Class Assignment Sparks Outrage

A Texas high school is facing criticism from parents over a class assignment regarding the May 25, 2020 death of George Floyd— a death that sparked worldwide protests and discussion about racism and police brutality.

A teacher at Cedar High School in Dallas reportedly assigned their freshman students to watch the trial of former Minneapolis police officer Derek Chauvin, who is facing second-degree unintentional murder, third-degree murder, and second-degree manslaughter charges after kneeling on Floyd’s neck for several minutes as Floyd said he couldn’t breathe.

Watching that trial meant the children also had to see graphic images and footage of the incident.

According to parents, the teacher never asked for their consent to carry out such an assignment. Parents, however, eventually learned about what was going on and wrote to the school, arguing that the trial could impact the mental health of their 14 and 15-year-old children.

“It is unfathomable to me that you felt it appropriate to force my child to watch George Floyd’s murder on television in your classroom and then move on with his day as if nothing had happened,” the letter to the school read, according to a local ABC station.

“This murder seen by millions around the globe was triggering and traumatizing for adults. Yet, you left students to handle their own emotions and mental health as they left your class, without proper and professional support.”

School Responds

The teacher, who has not been named, responded to the parental complaints with an outline of the project. That breakdown laid out plans for students to watch the trial for about 45 minutes each day because they would be “acting as actual jurors in the trial.”

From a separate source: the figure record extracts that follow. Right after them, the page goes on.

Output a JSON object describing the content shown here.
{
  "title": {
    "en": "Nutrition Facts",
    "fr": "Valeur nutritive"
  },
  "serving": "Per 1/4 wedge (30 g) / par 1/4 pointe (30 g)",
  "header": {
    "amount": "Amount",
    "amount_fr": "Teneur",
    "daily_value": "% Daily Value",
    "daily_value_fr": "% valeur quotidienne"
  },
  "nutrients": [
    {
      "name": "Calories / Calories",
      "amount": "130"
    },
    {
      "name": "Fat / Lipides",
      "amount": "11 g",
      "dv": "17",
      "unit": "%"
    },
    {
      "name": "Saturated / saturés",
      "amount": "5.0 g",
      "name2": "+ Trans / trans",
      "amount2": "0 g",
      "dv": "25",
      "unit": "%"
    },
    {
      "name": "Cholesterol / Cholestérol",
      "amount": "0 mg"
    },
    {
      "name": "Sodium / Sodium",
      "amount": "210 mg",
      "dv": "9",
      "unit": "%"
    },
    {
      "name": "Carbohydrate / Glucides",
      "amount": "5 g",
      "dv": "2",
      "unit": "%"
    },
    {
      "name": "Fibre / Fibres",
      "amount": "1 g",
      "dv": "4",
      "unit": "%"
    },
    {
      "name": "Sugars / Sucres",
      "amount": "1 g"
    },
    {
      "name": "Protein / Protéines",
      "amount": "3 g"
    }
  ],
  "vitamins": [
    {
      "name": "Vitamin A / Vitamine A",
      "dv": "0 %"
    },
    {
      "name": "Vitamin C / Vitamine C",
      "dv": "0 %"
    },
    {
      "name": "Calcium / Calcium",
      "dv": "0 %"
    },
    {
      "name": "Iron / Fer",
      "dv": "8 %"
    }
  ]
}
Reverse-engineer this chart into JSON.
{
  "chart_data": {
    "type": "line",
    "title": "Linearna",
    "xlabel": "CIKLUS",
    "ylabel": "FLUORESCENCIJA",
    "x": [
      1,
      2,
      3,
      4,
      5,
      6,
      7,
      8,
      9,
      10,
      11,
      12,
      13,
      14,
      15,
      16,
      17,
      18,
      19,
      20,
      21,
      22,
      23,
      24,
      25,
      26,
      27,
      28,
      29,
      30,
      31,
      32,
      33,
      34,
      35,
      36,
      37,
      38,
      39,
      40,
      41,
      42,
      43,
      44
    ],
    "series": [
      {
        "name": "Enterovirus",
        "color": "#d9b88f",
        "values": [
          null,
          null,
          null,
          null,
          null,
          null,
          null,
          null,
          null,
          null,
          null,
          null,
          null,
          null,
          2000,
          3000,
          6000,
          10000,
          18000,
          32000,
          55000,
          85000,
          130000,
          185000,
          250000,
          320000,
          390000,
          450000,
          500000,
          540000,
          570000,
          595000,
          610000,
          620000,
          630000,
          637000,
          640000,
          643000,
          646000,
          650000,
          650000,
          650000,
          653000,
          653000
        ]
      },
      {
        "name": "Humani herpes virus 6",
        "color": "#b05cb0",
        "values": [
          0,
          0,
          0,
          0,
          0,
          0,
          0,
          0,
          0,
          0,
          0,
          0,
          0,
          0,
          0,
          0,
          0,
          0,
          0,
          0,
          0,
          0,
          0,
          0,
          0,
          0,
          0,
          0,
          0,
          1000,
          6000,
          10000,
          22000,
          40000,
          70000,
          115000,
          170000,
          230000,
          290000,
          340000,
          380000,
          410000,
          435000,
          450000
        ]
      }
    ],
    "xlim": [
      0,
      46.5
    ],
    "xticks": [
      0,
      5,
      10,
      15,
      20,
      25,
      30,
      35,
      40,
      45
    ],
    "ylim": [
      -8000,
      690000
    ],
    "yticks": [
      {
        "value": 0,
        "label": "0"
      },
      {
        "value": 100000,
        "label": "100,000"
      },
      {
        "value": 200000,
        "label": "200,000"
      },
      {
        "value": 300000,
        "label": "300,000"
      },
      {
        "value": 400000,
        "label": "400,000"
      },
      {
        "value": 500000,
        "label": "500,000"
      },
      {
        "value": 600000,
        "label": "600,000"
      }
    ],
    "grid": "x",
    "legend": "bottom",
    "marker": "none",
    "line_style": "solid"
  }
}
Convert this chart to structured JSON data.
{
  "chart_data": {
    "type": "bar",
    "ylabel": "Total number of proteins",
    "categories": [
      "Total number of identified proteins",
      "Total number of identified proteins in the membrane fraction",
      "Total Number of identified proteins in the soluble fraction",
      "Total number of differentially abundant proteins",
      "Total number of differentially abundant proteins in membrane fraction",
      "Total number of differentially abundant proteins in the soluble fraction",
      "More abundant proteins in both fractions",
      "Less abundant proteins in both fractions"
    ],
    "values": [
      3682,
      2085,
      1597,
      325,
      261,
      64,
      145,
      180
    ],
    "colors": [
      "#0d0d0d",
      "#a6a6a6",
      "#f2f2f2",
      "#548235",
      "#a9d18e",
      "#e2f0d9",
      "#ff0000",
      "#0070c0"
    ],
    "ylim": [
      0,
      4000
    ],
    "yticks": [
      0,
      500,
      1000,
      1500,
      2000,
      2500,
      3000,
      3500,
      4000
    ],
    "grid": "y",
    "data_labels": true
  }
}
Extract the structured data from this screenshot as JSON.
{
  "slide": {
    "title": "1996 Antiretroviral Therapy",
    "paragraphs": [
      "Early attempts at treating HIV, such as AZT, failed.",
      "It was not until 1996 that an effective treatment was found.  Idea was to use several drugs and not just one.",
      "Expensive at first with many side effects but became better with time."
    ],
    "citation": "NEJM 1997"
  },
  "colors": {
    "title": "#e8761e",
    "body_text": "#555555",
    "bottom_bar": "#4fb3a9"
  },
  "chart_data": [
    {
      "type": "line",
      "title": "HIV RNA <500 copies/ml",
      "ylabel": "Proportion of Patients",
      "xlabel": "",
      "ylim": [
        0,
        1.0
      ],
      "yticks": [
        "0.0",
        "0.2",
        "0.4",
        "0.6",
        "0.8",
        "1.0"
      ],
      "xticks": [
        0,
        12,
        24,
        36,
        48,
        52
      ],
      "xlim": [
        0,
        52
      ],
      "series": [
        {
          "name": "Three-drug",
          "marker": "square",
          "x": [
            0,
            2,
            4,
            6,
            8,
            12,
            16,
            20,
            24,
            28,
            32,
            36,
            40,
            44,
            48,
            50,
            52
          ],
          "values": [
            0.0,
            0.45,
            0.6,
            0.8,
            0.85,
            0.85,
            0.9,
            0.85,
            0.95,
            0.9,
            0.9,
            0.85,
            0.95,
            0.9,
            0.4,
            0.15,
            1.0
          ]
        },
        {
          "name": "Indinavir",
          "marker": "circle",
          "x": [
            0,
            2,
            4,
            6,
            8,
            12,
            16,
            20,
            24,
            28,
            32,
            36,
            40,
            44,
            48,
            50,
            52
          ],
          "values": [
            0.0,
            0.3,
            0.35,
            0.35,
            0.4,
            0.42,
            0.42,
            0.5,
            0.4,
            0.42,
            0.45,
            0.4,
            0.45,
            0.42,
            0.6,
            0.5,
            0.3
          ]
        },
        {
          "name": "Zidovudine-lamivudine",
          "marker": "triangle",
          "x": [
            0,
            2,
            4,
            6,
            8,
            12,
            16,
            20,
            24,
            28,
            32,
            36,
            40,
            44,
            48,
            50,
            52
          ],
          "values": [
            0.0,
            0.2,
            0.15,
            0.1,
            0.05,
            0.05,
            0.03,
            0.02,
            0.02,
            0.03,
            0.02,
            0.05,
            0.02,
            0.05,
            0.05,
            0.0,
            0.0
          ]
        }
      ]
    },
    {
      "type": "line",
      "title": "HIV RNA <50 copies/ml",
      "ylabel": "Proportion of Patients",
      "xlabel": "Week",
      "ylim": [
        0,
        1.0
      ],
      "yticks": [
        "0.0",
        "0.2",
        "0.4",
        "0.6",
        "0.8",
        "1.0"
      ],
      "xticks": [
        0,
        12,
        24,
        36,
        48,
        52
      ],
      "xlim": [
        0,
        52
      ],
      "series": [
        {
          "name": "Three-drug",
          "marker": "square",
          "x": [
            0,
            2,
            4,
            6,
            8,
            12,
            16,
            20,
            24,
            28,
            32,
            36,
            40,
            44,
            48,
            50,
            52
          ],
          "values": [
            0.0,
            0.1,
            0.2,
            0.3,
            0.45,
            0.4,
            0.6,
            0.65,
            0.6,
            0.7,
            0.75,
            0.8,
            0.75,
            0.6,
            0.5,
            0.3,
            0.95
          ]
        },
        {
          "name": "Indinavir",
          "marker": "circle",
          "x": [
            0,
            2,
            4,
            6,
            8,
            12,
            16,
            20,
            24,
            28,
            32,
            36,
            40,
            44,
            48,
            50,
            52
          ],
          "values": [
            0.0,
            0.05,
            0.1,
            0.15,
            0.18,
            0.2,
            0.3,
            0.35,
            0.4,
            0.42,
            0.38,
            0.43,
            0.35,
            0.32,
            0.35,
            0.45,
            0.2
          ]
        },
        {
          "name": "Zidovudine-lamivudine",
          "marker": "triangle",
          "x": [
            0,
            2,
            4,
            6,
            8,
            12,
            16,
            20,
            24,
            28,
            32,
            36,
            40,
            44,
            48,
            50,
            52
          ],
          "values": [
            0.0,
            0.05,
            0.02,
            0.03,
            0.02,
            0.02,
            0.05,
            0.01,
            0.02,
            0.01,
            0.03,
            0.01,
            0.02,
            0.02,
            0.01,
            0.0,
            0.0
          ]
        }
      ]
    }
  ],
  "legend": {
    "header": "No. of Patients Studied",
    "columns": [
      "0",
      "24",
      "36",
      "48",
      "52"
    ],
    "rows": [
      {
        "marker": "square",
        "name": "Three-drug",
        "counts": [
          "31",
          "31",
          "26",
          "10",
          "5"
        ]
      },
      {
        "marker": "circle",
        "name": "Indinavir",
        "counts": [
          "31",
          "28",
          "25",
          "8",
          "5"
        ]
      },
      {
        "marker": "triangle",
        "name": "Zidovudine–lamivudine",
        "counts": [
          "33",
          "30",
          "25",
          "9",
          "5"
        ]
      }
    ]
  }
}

“Therefore, every day, your child will be attentive to the actual trial, listening and paying attention to the evidence of both sides, defense and prosecution, during the trial,” the teacher explained.

The teacher’s memo even said the students were not allowed to speak with anyone about the case for at least six weeks, adding, “They may not text discuss what they hear with friends, siblings, or relatives – not even the family dog.”

In response to the growing outrage, Cedar Hill Independent School District officials issued a statement saying they were aware of the assignment.

“The assignment was not approved by campus or district administrators,” the school district told ABC News. “The matter has been addressed with the teacher, and the assignment was removed.”

In a separate response to parents, Cedar High School Principal Jason Miller wrote, “I don’t feel that viewing and discussing this case in school is age-appropriate for scholars.”